It’s not unusual t be looking for tips for staying in a hostel if you have only ever stayed in hotels or resorts (or even been camping) previously. You might be looking at staying in a hostel as a way to afford a vacation but don’t know if the experience is right for you or not. That’s completely understandable. A hostel is very different to a hotel in that you are much more responsible for making your travel plans and hostels also do not have the same “organized” aspect of hotels. Take a read through these tips for staying in a hostel and you can decide if a brilliant new travel experience awaits you.
1. Single-sex or Co-ed Dorm
One of the first tips for staying in a hostel is to choose the dorm which suits your needs. Depending on your preference, you might either choose to stay in a co-ed dorm or a single-sex dorm. For those solo female travelers, a female-only room might be more up your alley, as it’s often quieter, cleaner and will provide you peace of mind so that you feel safe and comfortable. On the other hand, if you’re more of a partier, co-ed dorms usually can and will fill those requirements. Often, if all those in the room are in favor (and even if they’re not), a co-ed dorm can be loud and crazy late into the night. This will help you make friends with boys and girls from all over the world.
2. Check out upon Check-in
Check out your surroundings upon check-in. Get to know the hostel and see what’s all available to you. Take in the common area (perhaps there’s a computer bank for you to use or a bookshare, if you need to exchange); visit the kitchen, cafe or bar; check out the bathrooms, even, just to know where everything is. Get you bearings. Perhaps you don’t wanna be that annoying guest who’s always bothering the front desk; however, if they aren’t too busy at check-in, it doesn’t hurt to avail yourself of their knowledge so that you can get to know the place better and feel more at home in your environment.
3. Bottom Bunk is Better
Though bunk selection may not be up to you, if you do get a choice, always choose the bottom. The bottom bunk has a much more private feel, and you can put your bag right alongside your bed to keep it safe. They’re also easier to make and climb in and out of without bothering your bunkmate...if you care about being considerate of others. Too, if you plan on having a beer or two, you’re probably not too keen to hoist yourself to the top.
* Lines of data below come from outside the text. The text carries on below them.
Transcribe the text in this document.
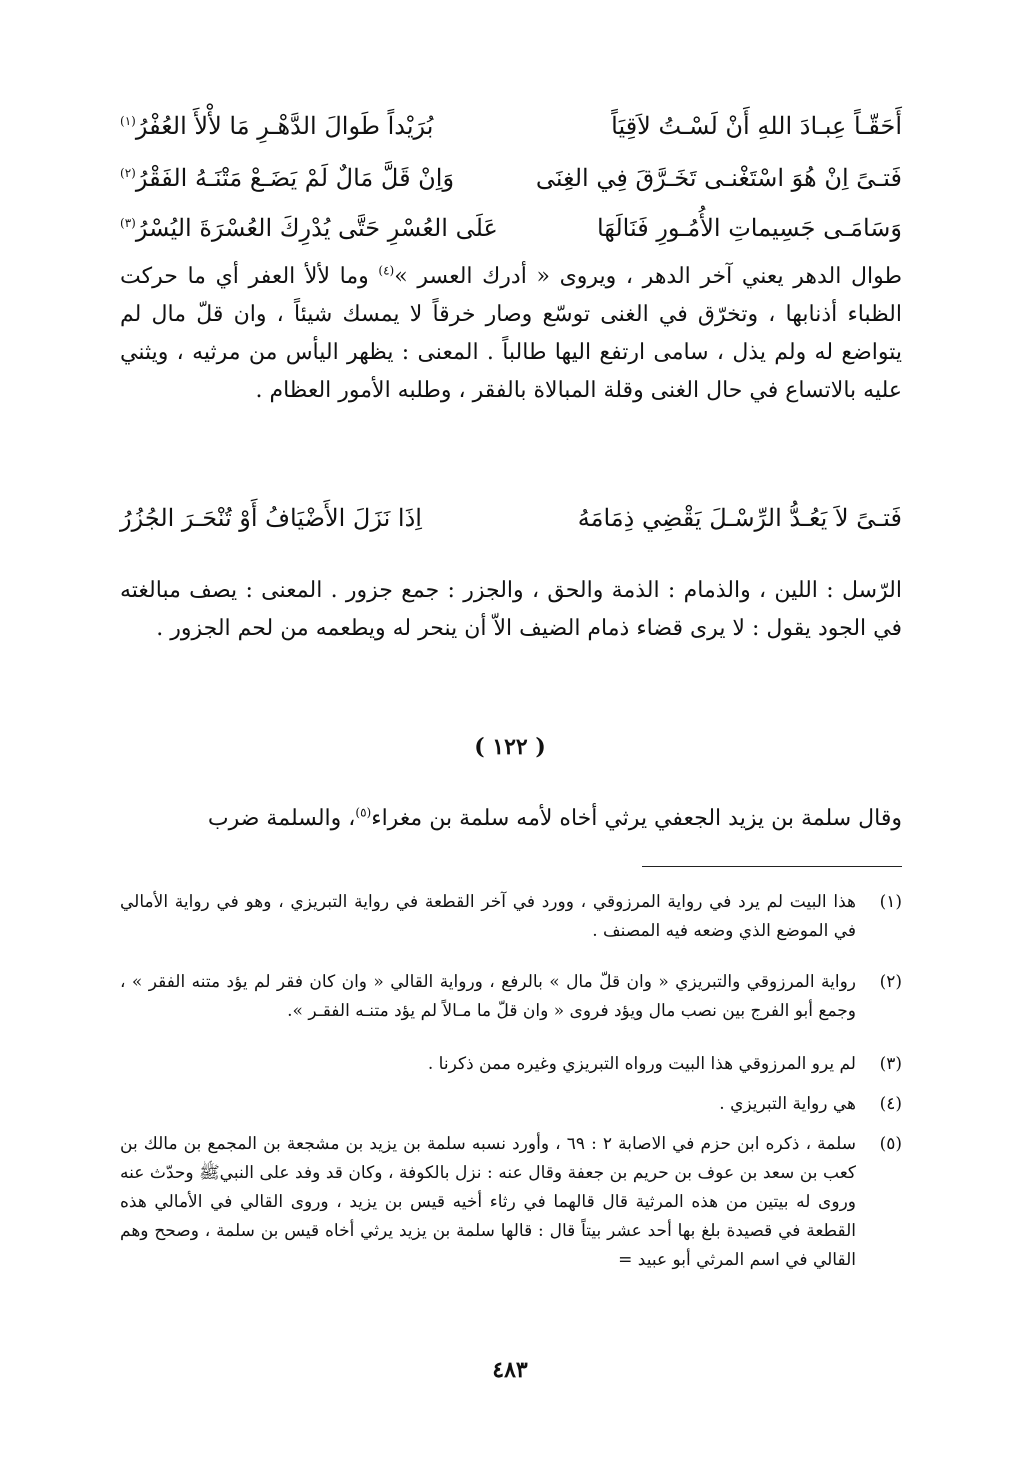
أَحَقّـاً عِبـادَ اللهِ أَنْ لَسْـتُ لاَقِيَاً
بُرَيْداً طَوالَ الدَّهْـرِ مَا لأْلأَ العُفْرُ$^{(١)}$
فَتـىً اِنْ هُوَ اسْتَغْنـى تَخَـرَّقَ فِي الغِنَى
وَاِنْ قَلَّ مَالٌ لَمْ يَضَـعْ مَتْنَـهُ الفَقْرُ$^{(٢)}$
وَسَامَـى جَسِيماتِ الأُمُـورِ فَنَالَهَا
عَلَى العُسْرِ حَتَّى يُدْرِكَ العُسْرَةَ اليُسْرُ$^{(٣)}$
طوال الدهر يعني آخر الدهر ، ويروى « أدرك العسر »$^{(٤)}$ وما لألأ العفر أي ما حركت الظباء أذنابها ، وتخرّق في الغنى توسّع وصار خرقاً لا يمسك شيئاً ، وان قلّ مال لم يتواضع له ولم يذل ، سامى ارتفع اليها طالباً . المعنى : يظهر اليأس من مرثيه ، ويثني عليه بالاتساع في حال الغنى وقلة المبالاة بالفقر ، وطلبه الأمور العظام .
فَتـىً لاَ يَعُـدُّ الرِّسْـلَ يَقْضِي ذِمَامَهُ
اِذَا نَزَلَ الأَضْيَافُ أَوْ تُنْحَـرَ الجُزُرُ
الرّسل : اللين ، والذمام : الذمة والحق ، والجزر : جمع جزور . المعنى : يصف مبالغته في الجود يقول : لا يرى قضاء ذمام الضيف الاّ أن ينحر له ويطعمه من لحم الجزور .
( ١٢٢ )
وقال سلمة بن يزيد الجعفي يرثي أخاه لأمه سلمة بن مغراء$^{(٥)}$، والسلمة ضرب
(١)
هذا البيت لم يرد في رواية المرزوقي ، وورد في آخر القطعة في رواية التبريزي ، وهو في رواية الأمالي في الموضع الذي وضعه فيه المصنف .
(٢)
رواية المرزوقي والتبريزي « وان قلّ مال » بالرفع ، ورواية القالي « وان كان فقر لم يؤد متنه الفقر » ، وجمع أبو الفرج بين نصب مال ويؤد فروى « وان قلّ ما مـالاً لم يؤد متنـه الفقـر ».
(٣)
لم يرو المرزوقي هذا البيت ورواه التبريزي وغيره ممن ذكرنا .
(٤)
هي رواية التبريزي .
(٥)
سلمة ، ذكره ابن حزم في الاصابة ٢ : ٦٩ ، وأورد نسبه سلمة بن يزيد بن مشجعة بن المجمع بن مالك بن كعب بن سعد بن عوف بن حريم بن جعفة وقال عنه : نزل بالكوفة ، وكان قد وفد على النبيﷺ وحدّث عنه وروى له بيتين من هذه المرثية قال قالهما في رثاء أخيه قيس بن يزيد ، وروى القالي في الأمالي هذه القطعة في قصيدة بلغ بها أحد عشر بيتاً قال : قالها سلمة بن يزيد يرثي أخاه قيس بن سلمة ، وصحح وهم القالي في اسم المرثي أبو عبيد =
٤٨٣
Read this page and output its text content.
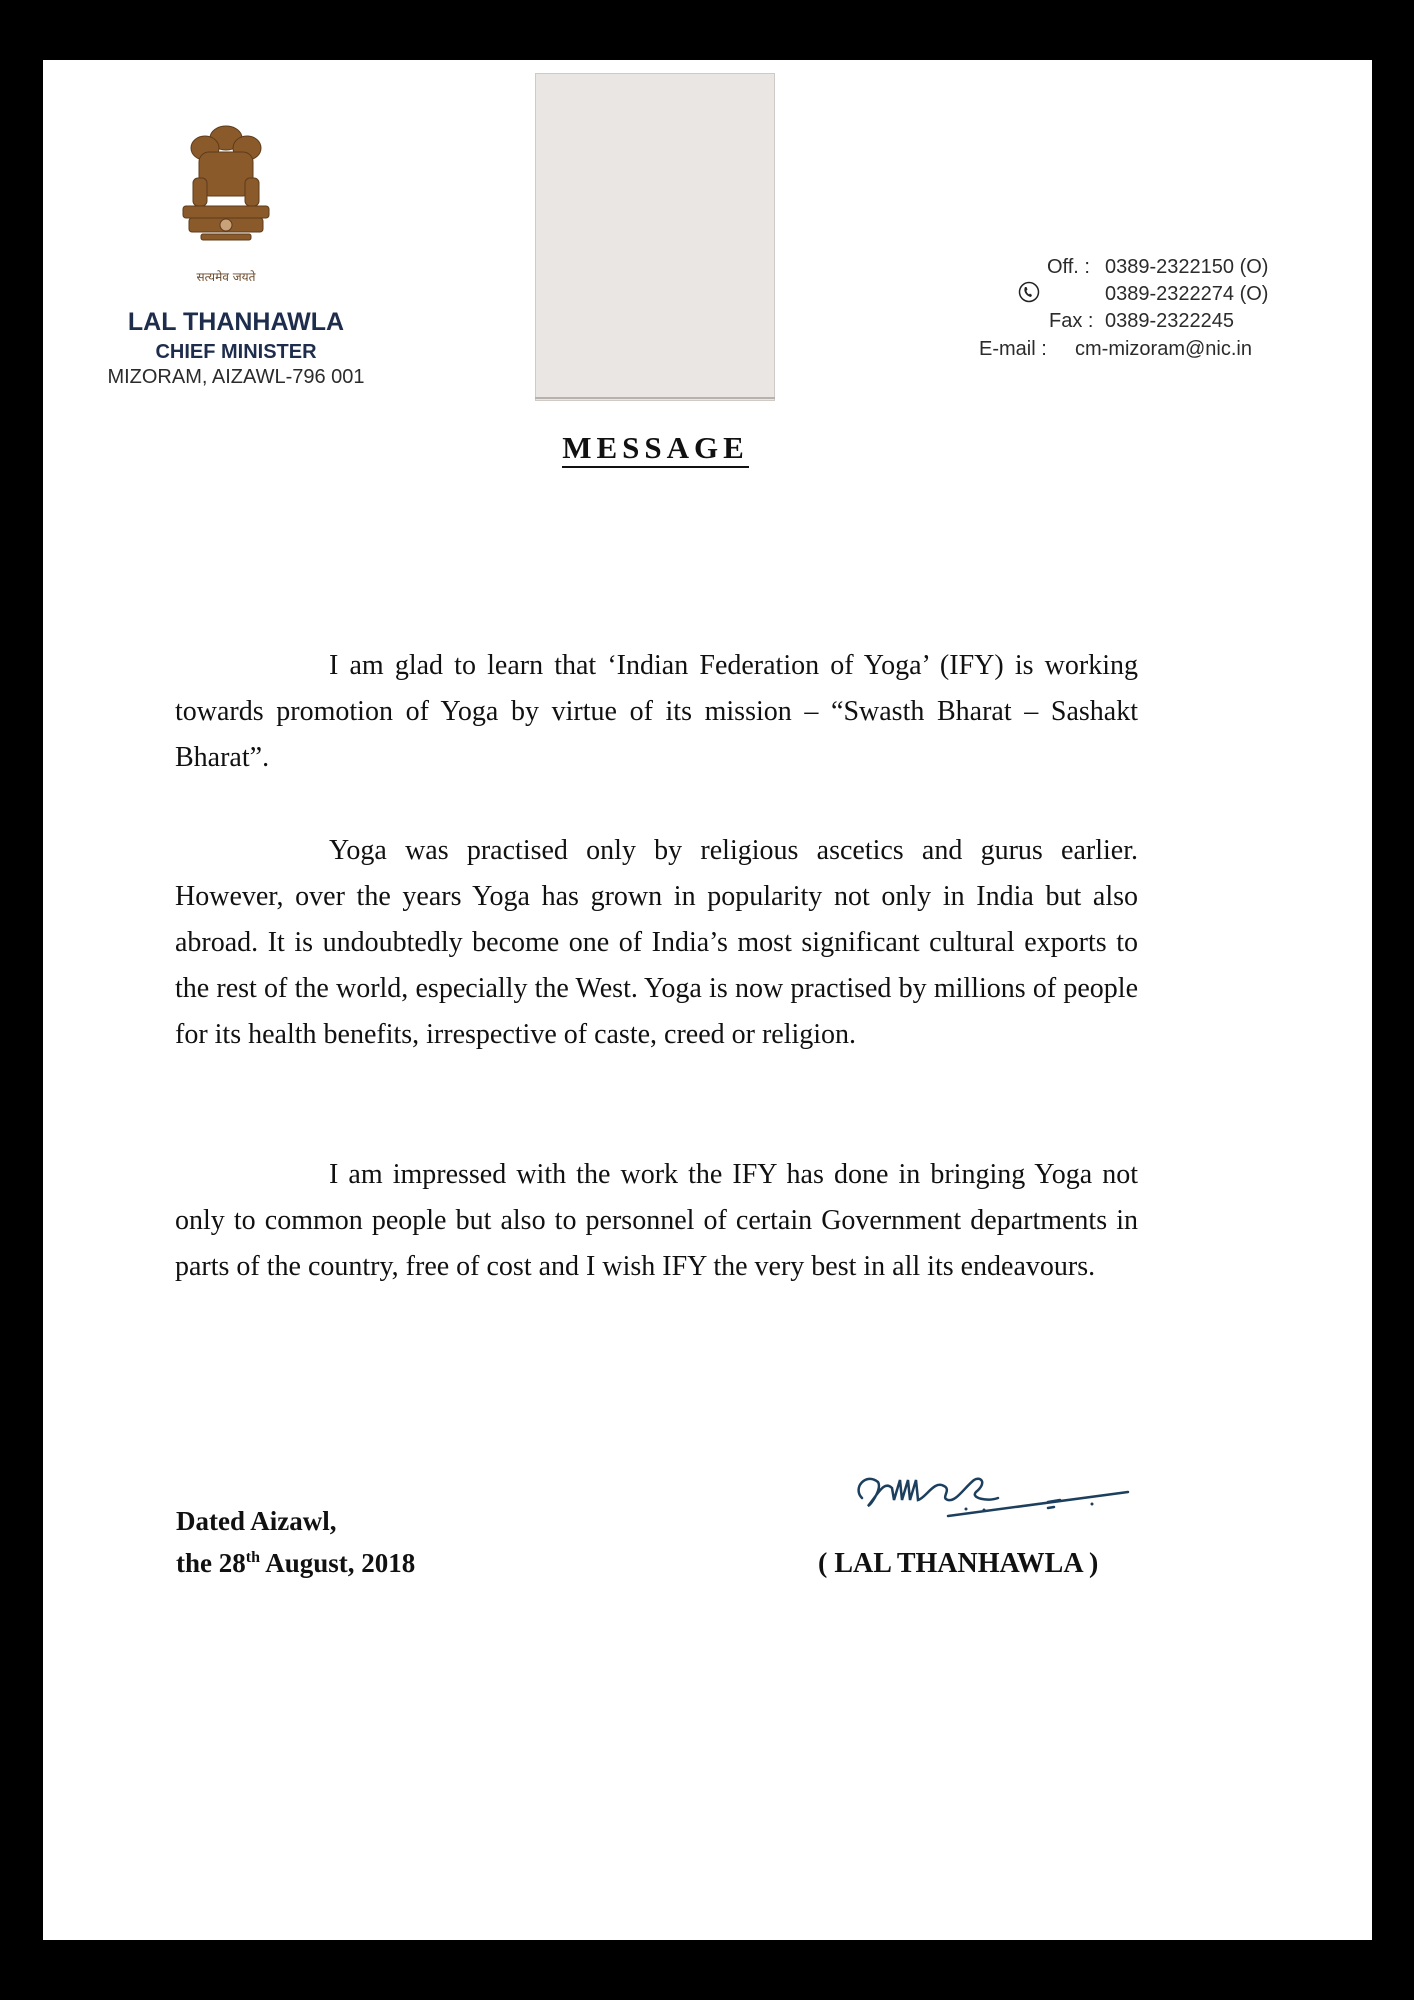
सत्यमेव जयते
LAL THANHAWLA
CHIEF MINISTER
MIZORAM, AIZAWL-796 001
Off. : 0389-2322150 (O)
0389-2322274 (O)
Fax : 0389-2322245
E-mail : cm-mizoram@nic.in
MESSAGE

I am glad to learn that ‘Indian Federation of Yoga’ (IFY) is working towards promotion of Yoga by virtue of its mission – “Swasth Bharat – Sashakt Bharat”.

Yoga was practised only by religious ascetics and gurus earlier. However, over the years Yoga has grown in popularity not only in India but also abroad. It is undoubtedly become one of India’s most significant cultural exports to the rest of the world, especially the West. Yoga is now practised by millions of people for its health benefits, irrespective of caste, creed or religion.

I am impressed with the work the IFY has done in bringing Yoga not only to common people but also to personnel of certain Government departments in parts of the country, free of cost and I wish IFY the very best in all its endeavours.

Dated Aizawl,
the 28th August, 2018	( LAL THANHAWLA )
4. Silence the Noise with Earplugs
Whether or not you’re in a party dorm, earplugs will be your best friend when it comes to getting a good night’s rest. There is always a snorer. Never fails. So earplugs are the foolproof method to drown out the sleep noise of all your sleeping companions; the party noise, if you’ve landed yourself in a party room, and you’re not in the mood; as well as the street noise, which can sometimes be a problem for some hostels.
5. Bring the Spare Parts
Take along essentials, like soap, shampoo and towels, because toiletries are not often offered. Showers and bathroom facilities are obviously shared, so flip-flops are essential. Also, you might want to consider buying or sewing yourself a sleep sheet. Essentially, a sleep sheet is two single sheets sewn together into a sack with one side open. You might simply use a double sheet, folded over, with the bottom sewn. Though bed linens are likely provided by the hostel, having a simple one of your own, just in case, is a smart way to go.
6. Sleep in Layers
This is one of the tips for staying in a hostel to which every seasoned hostel-traveler can attest. The room temp is almost never perfect and almost always fluctuates throughout the night. If you dress only in sweats because it’s freezing when you go to bed, you might wake up hours later, sweating like a madman. Think of the heat generated by all those bodies in a tight cramped room. It also never fails that someone will mitigate the sauna by throwing the window open, which will eventually freeze you out. Dressing in layers will allow you to adjust so that you can be comfortable throughout the night.
7. Break Outta Your Shell
People who stay at hostels tend to be more open and willing to make friends. If you’re naturally an introvert, break outta your shell – approach someone and introduce yourself; ask them what they’re reading, ask them where they’re traveling, ask them about their life. A hostel is not the place to stay in your comfort zone, so don’t be shy. You might make a lifelong friend and travel companion to boot!
These tips for staying in a hostel are general enough to apply to most hostels around the world. If you’ve experience of staying in hostels, I’d love to hear your indispensable tips.